Overall though it's not clear to me what the lifetime of these smoke textures is supposed to be. Image textures have their own garbage collection. For meshes and other geometry there is the batch cache. These smoke textures seems to be freed by workbench and eevee which is yet another way of doing things.

It would make more sense to me if these were somehow part of the batch cache the way it's done for the new volume object.

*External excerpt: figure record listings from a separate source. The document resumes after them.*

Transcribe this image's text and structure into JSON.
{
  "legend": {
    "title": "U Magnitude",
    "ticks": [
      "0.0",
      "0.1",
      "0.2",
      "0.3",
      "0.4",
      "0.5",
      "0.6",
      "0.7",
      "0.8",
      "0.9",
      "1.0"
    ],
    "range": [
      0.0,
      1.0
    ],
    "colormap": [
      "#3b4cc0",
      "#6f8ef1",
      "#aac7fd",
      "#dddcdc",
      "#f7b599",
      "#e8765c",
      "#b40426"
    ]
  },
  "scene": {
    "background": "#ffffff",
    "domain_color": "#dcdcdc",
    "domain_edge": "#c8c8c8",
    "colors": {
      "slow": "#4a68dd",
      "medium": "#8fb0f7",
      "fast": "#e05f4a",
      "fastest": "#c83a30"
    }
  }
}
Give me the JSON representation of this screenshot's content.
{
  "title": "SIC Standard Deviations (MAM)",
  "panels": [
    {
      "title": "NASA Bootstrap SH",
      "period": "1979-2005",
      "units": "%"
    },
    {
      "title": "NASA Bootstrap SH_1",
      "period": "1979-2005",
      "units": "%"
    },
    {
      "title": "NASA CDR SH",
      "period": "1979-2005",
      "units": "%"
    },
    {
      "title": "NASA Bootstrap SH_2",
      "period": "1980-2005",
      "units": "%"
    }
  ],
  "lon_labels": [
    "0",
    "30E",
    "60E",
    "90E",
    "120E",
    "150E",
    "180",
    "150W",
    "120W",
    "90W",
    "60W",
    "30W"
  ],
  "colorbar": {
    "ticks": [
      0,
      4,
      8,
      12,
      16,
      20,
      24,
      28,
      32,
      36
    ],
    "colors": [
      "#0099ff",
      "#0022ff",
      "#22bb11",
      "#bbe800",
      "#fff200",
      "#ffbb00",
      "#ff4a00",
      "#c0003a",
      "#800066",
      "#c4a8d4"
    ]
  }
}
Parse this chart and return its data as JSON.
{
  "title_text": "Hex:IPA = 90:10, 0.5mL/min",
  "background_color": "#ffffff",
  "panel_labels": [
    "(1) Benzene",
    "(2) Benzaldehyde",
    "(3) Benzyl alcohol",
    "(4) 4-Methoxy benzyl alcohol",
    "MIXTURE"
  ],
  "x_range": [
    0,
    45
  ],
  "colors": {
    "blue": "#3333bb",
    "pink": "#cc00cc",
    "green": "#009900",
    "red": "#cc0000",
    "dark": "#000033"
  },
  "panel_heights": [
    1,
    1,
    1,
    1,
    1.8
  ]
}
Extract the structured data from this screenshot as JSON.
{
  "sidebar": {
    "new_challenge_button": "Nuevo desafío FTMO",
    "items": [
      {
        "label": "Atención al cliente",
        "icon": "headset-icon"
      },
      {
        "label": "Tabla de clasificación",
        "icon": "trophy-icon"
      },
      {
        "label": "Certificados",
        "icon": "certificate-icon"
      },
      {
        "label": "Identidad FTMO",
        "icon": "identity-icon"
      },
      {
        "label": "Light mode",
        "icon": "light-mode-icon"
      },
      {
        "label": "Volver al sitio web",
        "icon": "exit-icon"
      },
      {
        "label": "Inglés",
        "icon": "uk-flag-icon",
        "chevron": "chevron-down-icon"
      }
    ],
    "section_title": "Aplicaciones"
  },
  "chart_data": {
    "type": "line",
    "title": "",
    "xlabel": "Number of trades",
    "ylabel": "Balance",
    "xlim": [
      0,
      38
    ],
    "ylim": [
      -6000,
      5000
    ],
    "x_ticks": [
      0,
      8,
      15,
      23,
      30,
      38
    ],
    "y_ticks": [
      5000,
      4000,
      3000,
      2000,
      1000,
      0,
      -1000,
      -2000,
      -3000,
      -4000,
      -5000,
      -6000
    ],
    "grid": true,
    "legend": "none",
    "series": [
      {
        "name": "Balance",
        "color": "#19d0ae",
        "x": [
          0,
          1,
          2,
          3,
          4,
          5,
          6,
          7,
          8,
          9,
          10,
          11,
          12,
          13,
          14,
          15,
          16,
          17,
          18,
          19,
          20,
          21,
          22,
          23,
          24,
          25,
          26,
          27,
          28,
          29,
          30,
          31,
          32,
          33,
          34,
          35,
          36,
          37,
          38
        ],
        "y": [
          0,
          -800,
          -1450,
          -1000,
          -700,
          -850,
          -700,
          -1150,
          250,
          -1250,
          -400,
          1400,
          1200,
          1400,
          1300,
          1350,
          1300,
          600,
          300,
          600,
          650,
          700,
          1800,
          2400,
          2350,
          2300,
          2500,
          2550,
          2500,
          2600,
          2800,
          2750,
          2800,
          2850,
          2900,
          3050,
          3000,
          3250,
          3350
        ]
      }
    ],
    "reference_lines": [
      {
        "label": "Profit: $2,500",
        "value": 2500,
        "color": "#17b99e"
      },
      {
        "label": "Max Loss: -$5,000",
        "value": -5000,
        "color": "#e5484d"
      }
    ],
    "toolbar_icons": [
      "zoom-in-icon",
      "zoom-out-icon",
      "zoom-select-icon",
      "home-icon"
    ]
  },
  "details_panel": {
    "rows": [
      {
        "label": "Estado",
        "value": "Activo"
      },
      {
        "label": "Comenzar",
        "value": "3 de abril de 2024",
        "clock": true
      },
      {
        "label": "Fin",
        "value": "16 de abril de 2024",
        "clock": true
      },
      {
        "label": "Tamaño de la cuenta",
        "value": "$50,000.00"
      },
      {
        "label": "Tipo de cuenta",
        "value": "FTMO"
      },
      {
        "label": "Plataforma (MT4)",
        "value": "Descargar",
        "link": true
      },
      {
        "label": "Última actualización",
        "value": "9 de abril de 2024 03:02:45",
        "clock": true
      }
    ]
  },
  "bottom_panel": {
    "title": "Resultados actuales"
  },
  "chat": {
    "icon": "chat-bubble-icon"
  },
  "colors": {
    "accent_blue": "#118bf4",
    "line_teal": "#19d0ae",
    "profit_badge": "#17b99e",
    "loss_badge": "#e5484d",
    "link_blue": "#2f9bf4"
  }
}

Ah, now I am also seeing the crash. Before looking for the reason, are we sure that the .blend files are doing what they're supposed to do?
I am only having problems with lib/test/render/volume/smoke.blend and lib/test/render/volume/smoke_fire.blend.

Testing with smoke_color.blend multiple times seems to be fine:

blender -b ../lib/tests/render/volume/smoke_color.blend -E BLENDER_EEVEE -P tests/python/eevee_render_tests.py -f 1 -b ../lib/tests/render/volume/smoke_color.blend -E BLENDER_EEVEE -P tests/python/eevee_render_tests.py -f 1

I think smoke.blend and smoke_fire.blend might need to be remodeled. Aren't their setups supposed to look like smoke_color.blend - just having a different flow types?